Foreign currency translation
Transactions in foreign currencies are initially recognised at the rate of exchange ruling at the date of the transaction. At the end of each reporting period foreign currency monetary items are translated at the closing rate of exchange. Non-monetary items that are measured at historical cost are translated at the rate ruling at the date of the transaction. All differences are charged to profit or loss.
Leased assets
A lease is classified as a finance lease if it transfers substantially all the risks and rewards incidental to ownership. All other leases are classified as operating leases. The rights of use and obligations under finance leases are initially recognised as assets and liabilities at amounts equal to the fair value of the leased assets or, if lower, the present value of the minimum lease payments. Minimum lease payments are apportioned between the finance charge and the reduction in the outstanding liability using the effective interest rate method. The finance charge is allocated to each period during the lease so as to produce a constant periodic rate of interest on the remaining balance of the liability. Leased assets are depreciated in accordance with the company's policy for tangible fixed assets.

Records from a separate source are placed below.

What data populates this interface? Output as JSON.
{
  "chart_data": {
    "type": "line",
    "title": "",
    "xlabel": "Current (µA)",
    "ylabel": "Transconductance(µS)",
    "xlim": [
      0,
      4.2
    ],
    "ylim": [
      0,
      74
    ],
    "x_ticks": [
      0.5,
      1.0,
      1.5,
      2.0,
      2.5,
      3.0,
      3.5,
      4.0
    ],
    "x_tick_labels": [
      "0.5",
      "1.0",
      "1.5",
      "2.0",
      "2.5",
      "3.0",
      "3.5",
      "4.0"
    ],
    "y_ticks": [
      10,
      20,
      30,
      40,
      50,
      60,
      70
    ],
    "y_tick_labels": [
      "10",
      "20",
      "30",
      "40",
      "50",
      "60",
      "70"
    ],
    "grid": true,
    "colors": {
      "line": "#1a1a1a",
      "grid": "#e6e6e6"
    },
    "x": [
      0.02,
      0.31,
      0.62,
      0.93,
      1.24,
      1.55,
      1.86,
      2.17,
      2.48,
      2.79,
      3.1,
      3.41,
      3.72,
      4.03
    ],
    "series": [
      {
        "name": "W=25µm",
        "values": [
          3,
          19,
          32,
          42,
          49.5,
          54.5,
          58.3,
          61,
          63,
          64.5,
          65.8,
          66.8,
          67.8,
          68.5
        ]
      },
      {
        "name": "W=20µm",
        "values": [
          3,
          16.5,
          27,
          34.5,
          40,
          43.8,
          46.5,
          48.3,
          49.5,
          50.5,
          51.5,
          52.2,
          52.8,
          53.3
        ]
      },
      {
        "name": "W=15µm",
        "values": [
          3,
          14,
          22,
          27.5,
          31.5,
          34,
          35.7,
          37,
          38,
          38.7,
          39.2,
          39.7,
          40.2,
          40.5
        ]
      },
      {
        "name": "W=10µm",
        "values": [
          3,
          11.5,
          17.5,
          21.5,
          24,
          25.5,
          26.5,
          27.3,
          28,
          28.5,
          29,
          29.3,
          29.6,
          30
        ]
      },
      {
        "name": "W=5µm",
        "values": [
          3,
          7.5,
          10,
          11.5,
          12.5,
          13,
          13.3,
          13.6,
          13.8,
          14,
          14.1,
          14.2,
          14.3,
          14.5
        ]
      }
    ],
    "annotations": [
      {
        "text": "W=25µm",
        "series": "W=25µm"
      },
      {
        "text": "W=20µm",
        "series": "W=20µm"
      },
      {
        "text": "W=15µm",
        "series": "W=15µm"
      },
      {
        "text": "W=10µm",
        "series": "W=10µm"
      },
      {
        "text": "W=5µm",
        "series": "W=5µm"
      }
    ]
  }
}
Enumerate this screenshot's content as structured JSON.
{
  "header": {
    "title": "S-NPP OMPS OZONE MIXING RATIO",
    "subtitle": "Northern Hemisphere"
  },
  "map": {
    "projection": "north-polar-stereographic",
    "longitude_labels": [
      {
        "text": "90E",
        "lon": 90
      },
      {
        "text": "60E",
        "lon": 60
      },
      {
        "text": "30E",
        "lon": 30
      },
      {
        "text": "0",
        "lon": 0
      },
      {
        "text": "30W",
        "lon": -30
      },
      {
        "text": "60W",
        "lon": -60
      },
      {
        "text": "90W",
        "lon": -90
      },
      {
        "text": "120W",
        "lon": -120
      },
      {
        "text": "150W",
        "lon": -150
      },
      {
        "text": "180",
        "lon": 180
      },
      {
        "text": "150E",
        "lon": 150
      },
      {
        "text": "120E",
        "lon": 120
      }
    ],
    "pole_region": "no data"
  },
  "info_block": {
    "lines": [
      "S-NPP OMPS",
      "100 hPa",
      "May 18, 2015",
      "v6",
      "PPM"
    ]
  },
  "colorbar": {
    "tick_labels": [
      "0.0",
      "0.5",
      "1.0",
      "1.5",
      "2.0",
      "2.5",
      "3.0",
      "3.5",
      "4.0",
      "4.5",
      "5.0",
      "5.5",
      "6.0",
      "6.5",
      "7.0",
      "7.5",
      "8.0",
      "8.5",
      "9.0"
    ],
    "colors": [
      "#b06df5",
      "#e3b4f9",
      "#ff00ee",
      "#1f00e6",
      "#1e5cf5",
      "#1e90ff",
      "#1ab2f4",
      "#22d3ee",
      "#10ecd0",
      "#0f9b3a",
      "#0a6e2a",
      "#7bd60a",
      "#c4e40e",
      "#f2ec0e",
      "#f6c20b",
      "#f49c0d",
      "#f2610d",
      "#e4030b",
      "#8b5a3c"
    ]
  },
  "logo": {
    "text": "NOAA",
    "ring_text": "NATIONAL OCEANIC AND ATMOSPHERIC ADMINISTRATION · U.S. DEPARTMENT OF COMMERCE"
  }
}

If there is no reasonable certainty that ownership will be obtained at the end of the lease term, the asset is depreciated over the lower of the lease term and its useful life. Operating lease payments are recognised as an expense on a straight line basis over the lease term.
Pensions
Contributions to defined contribution plans are expensed in the period to which they relate.
2 Employees 2024 2023
Number Number
Average number of persons employed by the company 14 13
3 Tangible fixed assets
Land and buildings Office and business equipment Total
£ £ £
Cost
At 1 January 2024 44,425 117,055 161,480
Additions 858 11,292 12,150
Disposals - (19,134) (19,134)
At 31 December 2024 45,283 109,213 154,496
Depreciation
At 1 January 2024 37,371 91,655 129,026
Charge for the year 2,710 12,230 14,940
On disposals - (18,749) (18,749)
At 31 December 2024 40,081 85,136 125,217
Net book value
At 31 December 2024 5,202 24,077 29,279
At 31 December 2023 7,054 25,400 32,454
4 Investments
Investments in
subsidiary
undertakings
£
Cost
At 1 January 2024 4,000
At 31 December 2024 4,000
The above represents the 100% interest in the share capital of Jianghai UK Limited, a non-trading company registered in England and Wales.
5 Debtors 2024 2023
£ £
Trade debtors 2,217,659 3,214,031
Other debtors 127,852 90,463
2,345,511 3,304,494
6 Creditors: amounts falling due within one year 2024 2023
£ £
Trade creditors 454,798 839,424
Amounts owed to group undertakings and undertakings in which the company has a participating interest 294,711 550,126
Taxation and social security costs 96,128 244,540
Other creditors 29,547 32,246
875,184 1,666,336
7 Other financial commitments 2024 2023
£ £
Total future minimum payments under non-cancellable operating leases 342,280 473,319
8 Related party transactions
Jauch Quartz GmbH Group

The company has taken advantage of the exemption in Financial Reporting Standards 102 not to disclose related party transactions with wholly owned group undertakings.
9 Controlling party
At the year end the company was a wholly owned subsidiary of Jauch Quartz GmbH, a company registered in Germany.
10 Other information
Jauch Quartz U.K. (Components Division) Ltd is a private company limited by shares and incorporated in England. Its registered office is:
Unit 4.7
Frimley 4 Business Park
Frimley
Surrey
GU16 7SG
These accounts are presented in Sterling, which is the functional currency of the company.